This article is part of our special report Payments services directive II.
SPECIAL REPORT / New rules to promote a Single European Payments Area (SEPA) will be presented this month, but the EU executive faces cultural as well as regulatory hurdles in attempting to promote online and mobile payments across the EU.
The European Commission is set to publish its update to the Payment Services Directive (PSD II) aiming to level the playing field between incumbent card, internet, and mobile payments services providers, and new providers entering a rapidly changing market.
The EU executive wants such payments to reach a broader market and proposes measures to bridge standardisation and interoperability gaps across countries that still maintain strictly national markets in relation to rules for payments.
The draft proposal, seen by EURACTIV, identifies lack of standardisation and inter-operability between different payment systems – cards, the internet and mobile phones – and cross–border differences within the EU as a challenge to SEPA.

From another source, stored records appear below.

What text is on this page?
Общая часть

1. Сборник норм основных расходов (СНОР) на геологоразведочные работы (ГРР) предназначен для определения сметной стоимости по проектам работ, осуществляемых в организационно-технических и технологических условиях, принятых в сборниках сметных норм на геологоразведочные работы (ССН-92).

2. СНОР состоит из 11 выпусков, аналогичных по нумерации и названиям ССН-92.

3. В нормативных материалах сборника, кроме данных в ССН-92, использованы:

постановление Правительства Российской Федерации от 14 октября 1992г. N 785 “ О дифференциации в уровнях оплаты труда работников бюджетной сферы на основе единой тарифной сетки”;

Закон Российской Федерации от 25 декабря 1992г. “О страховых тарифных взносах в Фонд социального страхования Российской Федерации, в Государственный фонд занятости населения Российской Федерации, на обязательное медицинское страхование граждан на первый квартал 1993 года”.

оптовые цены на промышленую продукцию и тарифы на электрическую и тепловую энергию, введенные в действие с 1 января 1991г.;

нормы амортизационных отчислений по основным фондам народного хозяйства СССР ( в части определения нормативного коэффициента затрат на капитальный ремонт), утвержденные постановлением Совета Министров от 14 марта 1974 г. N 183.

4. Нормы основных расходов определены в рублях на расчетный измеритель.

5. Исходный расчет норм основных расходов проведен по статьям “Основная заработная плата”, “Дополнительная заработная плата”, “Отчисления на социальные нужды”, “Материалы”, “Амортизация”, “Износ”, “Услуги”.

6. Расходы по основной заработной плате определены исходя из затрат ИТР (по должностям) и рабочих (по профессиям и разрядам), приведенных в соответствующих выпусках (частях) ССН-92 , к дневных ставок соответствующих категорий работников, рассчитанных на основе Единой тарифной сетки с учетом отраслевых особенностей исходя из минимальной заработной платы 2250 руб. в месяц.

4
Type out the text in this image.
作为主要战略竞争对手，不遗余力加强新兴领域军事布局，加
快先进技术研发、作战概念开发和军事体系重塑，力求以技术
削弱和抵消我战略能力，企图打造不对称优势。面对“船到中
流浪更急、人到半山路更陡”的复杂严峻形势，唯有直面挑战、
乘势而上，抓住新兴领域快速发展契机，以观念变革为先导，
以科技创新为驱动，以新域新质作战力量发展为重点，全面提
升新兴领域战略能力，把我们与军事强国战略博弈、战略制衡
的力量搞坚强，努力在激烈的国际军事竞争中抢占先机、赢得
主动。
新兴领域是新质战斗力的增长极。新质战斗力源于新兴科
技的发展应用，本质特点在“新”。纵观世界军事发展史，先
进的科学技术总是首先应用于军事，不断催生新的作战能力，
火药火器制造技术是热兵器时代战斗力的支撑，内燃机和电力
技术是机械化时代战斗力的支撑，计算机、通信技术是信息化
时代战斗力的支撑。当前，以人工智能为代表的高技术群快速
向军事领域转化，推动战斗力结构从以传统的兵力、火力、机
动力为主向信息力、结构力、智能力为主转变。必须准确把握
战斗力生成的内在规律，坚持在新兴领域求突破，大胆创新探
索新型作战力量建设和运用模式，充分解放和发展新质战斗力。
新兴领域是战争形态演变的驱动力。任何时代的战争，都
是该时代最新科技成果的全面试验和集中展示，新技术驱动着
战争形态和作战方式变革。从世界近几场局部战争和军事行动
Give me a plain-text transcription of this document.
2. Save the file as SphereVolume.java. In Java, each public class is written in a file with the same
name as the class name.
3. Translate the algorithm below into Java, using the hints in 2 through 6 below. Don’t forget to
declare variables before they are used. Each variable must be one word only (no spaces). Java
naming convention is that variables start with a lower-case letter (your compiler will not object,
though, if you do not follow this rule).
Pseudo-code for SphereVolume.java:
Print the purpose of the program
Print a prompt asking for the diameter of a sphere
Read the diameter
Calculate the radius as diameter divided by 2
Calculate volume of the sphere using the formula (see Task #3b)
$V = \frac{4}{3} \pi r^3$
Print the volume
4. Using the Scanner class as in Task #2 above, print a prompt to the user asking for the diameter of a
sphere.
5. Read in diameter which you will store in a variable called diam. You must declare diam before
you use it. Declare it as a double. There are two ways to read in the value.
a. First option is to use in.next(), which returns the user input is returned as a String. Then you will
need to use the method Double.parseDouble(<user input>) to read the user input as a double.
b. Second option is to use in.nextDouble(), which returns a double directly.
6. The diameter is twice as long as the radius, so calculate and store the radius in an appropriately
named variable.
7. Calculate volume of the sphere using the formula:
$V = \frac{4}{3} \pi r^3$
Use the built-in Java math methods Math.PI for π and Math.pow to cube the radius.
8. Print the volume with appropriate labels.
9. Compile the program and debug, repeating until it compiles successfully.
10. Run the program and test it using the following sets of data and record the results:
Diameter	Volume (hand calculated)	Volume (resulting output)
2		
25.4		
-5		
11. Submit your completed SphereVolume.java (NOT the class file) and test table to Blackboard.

One of the key challenges facing the EU executive is not regulatory but cultural, with widely varying payments habits across member states reflecting different national traditions and behaviours.
In the United Kingdom, where payments cards are more frequently used than any other EU country, credit and debit card spending is set to almost double over the next decade, according to a report issued this month by the by the UK Cards Association, an industry trade body.
In 2012, nine out of 10 UK adults carried a debit card, equating to almost 47 million debit card holders across the country. The number grew by around a million compared with 2011, a figure that is in line with growth seen over the past decade.
Innovations in technology which make card use more convenient will drive the upswing, the report said, helped by younger people who have grown up with cards and are already in a strong habit of using them.
This reflects a global “payments readiness” index compiled by MasterCard which shows a wide variety of people across Europe who regularly use mobile payments. The index earmarks the UK as a likely testing ground for future mobile payments in Europe.
“The United Kingdom much more closely resembles the United States, Canada, and Australia than it does Germany, France, and Italy,” according to the index.
Italians prefer cash
By contrast mobile payments in Italy “remain in the nascent stages from both a market and a consumer-readiness perspective,” the index shows.
Although the index points out that financial and regulatory hurdles in the Italian market bear some responsibility, it also emphasises that Italian consumer attitude are more cash-friendly.
“Consumers will require significant education and marketing efforts to raise both their awareness of and willingness to use the technology” if they are to catch up, the index says.
The British-Italian comparison is reflected in broader differences between the EU's eastern and western states.
The use of modern payment methods – whether cards, mobile or internet – reflect the findings of the Europe B2C Ecommerce Report 2013, which showed the largest European countries like the United Kingdom, Germany and France dominating the market.
However, it also found that the fastest-growing markets are in Central Europe and the austerity-hit Mediterranean.
Here the future of a SEPA in which mobile and internet payments become a pan-European reality shows promise. Even if the these countries have shown less absorption of new payments systems, their internet accessibility is increasing far more rapidly than in West European states, which start from a higher level.
Moreover, the new SEPA landscape envisaged by the Commission’s paper seeks to maintain flexible governance over new entrants into the retail market, new forms of payment, and to reflect new ways in which Europeans are buying online.
Level playing field
With Europe maintaining its position as a leader of online retail, there is no reason why the existing differences should not level out rapidly.
Ecommerce Europe, a trade group, says that 2013 will see a definitive break with the past as the relative share of e-commerce conducted over mobile phones and tablets – rather than conventional computers – reaches new highs.
Wijnand Jongen, the executive committee chairman of Ecommerce Europe, said the buying behaviour of consumers in Europe’s largest countries was “like youngsters” in e-commerce terms, whereas in the emerging countries, “we are like toddlers learning how things work and what the opportunities are”.
“Over the next five-to-ten years, e-commerce will be immersed in every part of life, consumers will adapt, and this adaptation is exponential,” Jongen said.
“Innovation and entrepreneurship in e-commerce is being promoted on a European level, also through the outstanding European companies leading the way into the new era of interactive retail," said Marc Lolivier, director-general of the French E-Commerce Association FEVAD and vice president of Ecommerce.
These buying opportunities, no less than technology, will play a key role in how the new SEPA landscape emerges.